Injury Rate in Professional Soccer Players within the Community of Madrid: A Comparative, Epidemiological Cohort Study among the First, Second and Second B Divisions


García-Fernández P, Guodemar-Pérez J, Ruiz-López M, Rodríguez-López ES and Hervás-Pérez JP*

Background: Soccer is a sport with international reach and presence. Injury rates in this sport are high, and these have a high economic impact on soccer clubs.
Objectives: To report the incidence, type and circumstances of injuries sustained by professional soccer players in Spain across three playing categories: first division, second division, second division B.
Study design: A prospective, descriptive, epidemiological cohort study.
Participants: The inclusion criteria consisted of all male players with an existing contract within the first team. Players with old injuries were not excluded and neither were those who were injured when data collection began. The number of players in the sample included 100 professional soccer players.
Methods: This prospective, observational study examined time-lost injuries occurring during 2016/2017 season among 100 male players from 4 soccer clubs based on a comprehensive data recording form.
Main Outcome Measurements: Date and mechanisms of injury, body area injured, diagnosis, severity, and time-off (days) for each player were collected.
Results: 142 injuries were recorded. The injury incidence rate was 2.58 injuries per 1000 hours exposure.

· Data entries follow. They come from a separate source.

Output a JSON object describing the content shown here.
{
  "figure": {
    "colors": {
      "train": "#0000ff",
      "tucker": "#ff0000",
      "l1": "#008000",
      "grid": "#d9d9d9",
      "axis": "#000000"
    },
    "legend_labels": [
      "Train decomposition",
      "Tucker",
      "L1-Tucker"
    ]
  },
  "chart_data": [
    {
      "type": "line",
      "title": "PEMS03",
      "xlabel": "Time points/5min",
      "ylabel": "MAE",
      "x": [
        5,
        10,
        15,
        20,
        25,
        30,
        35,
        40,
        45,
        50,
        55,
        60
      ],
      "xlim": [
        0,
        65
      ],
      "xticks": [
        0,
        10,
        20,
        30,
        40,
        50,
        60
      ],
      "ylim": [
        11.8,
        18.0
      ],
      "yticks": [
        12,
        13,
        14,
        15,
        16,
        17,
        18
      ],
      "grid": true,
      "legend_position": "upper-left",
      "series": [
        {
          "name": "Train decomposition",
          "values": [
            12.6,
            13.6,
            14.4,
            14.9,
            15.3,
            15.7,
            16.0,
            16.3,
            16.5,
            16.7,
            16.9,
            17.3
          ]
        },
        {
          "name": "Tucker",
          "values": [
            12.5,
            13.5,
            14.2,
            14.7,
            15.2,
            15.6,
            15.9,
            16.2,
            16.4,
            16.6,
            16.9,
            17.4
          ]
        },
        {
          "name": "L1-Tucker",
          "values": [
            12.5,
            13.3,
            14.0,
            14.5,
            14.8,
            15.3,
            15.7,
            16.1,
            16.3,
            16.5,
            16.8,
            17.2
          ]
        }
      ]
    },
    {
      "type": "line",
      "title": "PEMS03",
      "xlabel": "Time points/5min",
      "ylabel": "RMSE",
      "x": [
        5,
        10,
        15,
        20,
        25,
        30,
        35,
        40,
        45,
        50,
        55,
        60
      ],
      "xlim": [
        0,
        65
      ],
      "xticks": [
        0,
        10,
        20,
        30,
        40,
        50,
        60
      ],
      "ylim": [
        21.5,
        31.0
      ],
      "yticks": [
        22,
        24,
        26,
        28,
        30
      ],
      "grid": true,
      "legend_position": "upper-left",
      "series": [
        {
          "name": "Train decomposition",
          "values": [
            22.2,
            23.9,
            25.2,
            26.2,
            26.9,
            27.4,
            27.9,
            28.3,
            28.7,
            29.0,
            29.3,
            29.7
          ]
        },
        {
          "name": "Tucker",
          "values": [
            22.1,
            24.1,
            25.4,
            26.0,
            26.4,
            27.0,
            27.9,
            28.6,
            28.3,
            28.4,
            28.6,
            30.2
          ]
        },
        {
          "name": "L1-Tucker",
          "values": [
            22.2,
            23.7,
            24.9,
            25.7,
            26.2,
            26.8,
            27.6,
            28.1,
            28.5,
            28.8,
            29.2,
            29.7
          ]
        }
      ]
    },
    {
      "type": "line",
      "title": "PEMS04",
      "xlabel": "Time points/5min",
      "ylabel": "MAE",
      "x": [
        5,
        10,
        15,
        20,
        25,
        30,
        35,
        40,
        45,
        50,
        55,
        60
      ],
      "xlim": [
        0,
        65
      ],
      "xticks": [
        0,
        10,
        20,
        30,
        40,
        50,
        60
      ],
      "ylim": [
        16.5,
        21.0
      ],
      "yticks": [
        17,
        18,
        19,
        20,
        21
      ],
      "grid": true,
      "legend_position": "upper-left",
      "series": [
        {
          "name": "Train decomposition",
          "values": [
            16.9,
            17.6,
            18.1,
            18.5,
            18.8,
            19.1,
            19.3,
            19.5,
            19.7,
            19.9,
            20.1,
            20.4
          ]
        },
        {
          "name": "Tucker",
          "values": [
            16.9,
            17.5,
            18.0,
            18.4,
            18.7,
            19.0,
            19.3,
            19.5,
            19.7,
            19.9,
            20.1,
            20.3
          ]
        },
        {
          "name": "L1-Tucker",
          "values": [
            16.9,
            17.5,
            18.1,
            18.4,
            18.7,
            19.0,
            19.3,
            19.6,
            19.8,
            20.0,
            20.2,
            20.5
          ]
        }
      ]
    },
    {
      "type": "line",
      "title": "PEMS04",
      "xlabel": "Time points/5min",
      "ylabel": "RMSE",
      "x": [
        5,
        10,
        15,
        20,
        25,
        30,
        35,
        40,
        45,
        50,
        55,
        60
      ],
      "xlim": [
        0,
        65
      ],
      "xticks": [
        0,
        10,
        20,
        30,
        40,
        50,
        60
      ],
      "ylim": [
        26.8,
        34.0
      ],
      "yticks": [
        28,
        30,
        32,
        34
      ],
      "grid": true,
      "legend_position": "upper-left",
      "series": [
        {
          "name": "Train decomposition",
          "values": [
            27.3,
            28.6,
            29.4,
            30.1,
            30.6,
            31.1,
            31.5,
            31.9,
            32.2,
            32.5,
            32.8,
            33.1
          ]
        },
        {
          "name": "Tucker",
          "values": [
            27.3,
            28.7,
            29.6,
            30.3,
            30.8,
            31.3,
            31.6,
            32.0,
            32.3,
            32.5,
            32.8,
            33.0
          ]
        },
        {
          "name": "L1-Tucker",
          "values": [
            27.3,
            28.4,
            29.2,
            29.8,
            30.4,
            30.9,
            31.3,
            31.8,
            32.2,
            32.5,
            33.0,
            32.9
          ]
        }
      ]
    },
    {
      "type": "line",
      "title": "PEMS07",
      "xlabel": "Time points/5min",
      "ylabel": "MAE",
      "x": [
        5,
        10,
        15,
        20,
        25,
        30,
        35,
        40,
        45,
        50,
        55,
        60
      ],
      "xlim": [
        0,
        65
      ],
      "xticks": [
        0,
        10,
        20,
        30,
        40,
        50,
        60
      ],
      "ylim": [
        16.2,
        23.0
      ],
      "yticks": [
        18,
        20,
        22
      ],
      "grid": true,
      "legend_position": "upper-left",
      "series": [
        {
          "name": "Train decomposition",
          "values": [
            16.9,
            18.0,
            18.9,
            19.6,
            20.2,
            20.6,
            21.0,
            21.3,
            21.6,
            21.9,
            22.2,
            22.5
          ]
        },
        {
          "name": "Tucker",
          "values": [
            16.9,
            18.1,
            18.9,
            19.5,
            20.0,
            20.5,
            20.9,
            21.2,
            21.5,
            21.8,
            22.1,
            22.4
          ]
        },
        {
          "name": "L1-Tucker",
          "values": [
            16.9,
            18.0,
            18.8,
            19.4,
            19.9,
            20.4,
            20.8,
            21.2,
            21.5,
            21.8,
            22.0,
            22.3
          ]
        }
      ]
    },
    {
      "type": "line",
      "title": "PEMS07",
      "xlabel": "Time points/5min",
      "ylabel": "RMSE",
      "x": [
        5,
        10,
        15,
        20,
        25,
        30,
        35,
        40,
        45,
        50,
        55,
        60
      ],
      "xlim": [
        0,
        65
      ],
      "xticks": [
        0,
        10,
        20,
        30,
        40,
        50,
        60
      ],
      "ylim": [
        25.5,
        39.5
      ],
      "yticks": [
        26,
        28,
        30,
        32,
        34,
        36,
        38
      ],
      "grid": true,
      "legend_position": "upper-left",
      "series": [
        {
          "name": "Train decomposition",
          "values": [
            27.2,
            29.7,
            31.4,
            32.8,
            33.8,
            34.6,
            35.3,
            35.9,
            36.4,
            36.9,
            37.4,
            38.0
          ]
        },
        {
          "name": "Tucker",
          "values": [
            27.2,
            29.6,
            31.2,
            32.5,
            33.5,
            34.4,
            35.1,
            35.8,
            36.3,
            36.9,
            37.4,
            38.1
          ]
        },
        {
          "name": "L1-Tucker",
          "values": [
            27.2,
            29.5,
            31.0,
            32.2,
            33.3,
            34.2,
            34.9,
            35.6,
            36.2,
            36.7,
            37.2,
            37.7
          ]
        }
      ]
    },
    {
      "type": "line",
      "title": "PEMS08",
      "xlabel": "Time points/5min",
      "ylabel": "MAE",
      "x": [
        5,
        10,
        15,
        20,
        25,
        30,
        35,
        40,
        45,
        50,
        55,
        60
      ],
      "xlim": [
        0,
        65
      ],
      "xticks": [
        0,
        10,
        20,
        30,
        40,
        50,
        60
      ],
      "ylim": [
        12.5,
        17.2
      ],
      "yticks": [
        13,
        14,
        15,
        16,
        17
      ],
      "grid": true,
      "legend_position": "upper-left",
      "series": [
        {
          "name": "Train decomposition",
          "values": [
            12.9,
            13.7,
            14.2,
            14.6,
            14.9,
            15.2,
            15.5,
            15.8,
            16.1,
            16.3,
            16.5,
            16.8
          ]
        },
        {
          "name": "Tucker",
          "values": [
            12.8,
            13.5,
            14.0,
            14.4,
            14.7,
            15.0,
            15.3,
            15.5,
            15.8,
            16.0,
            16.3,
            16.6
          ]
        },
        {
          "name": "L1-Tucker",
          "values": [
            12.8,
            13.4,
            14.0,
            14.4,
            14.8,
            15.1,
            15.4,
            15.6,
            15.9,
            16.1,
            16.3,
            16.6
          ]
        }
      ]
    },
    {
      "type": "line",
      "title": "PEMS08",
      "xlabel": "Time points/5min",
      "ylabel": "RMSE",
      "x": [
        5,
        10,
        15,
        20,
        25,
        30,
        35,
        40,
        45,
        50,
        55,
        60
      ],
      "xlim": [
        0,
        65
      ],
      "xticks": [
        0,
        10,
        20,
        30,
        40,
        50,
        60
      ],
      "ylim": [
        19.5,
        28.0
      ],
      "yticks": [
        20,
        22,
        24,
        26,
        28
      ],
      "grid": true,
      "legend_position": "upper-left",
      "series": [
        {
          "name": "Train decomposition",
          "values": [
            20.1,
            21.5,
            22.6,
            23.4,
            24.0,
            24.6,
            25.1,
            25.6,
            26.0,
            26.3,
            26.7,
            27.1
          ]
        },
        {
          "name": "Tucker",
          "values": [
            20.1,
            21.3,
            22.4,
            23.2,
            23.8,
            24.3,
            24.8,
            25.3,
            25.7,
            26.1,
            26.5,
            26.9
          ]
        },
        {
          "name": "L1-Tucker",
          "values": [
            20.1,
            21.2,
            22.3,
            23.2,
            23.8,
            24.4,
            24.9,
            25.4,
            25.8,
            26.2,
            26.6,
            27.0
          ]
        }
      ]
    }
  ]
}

The number of injuries decreased the higher the professional category, thus a statistically significant difference was found with a greater number on injuries in the second division B players (3.03) compared to first division (2.27) and second division (1.92). Direct player-to-player contact was responsible for 66.9% of injuries. The majority (80.98%) of injuries occurred in the lower limb, of which the thigh was the most injured area (40%) followed by the knee (19.13%). Muscle injuries were the most frequent form of injury (52.10%), of which the hamstrings were the most affected muscle.
Conclusion: These findings help identify the most common injury patterns. This data may be used to improve current injury prevention programs.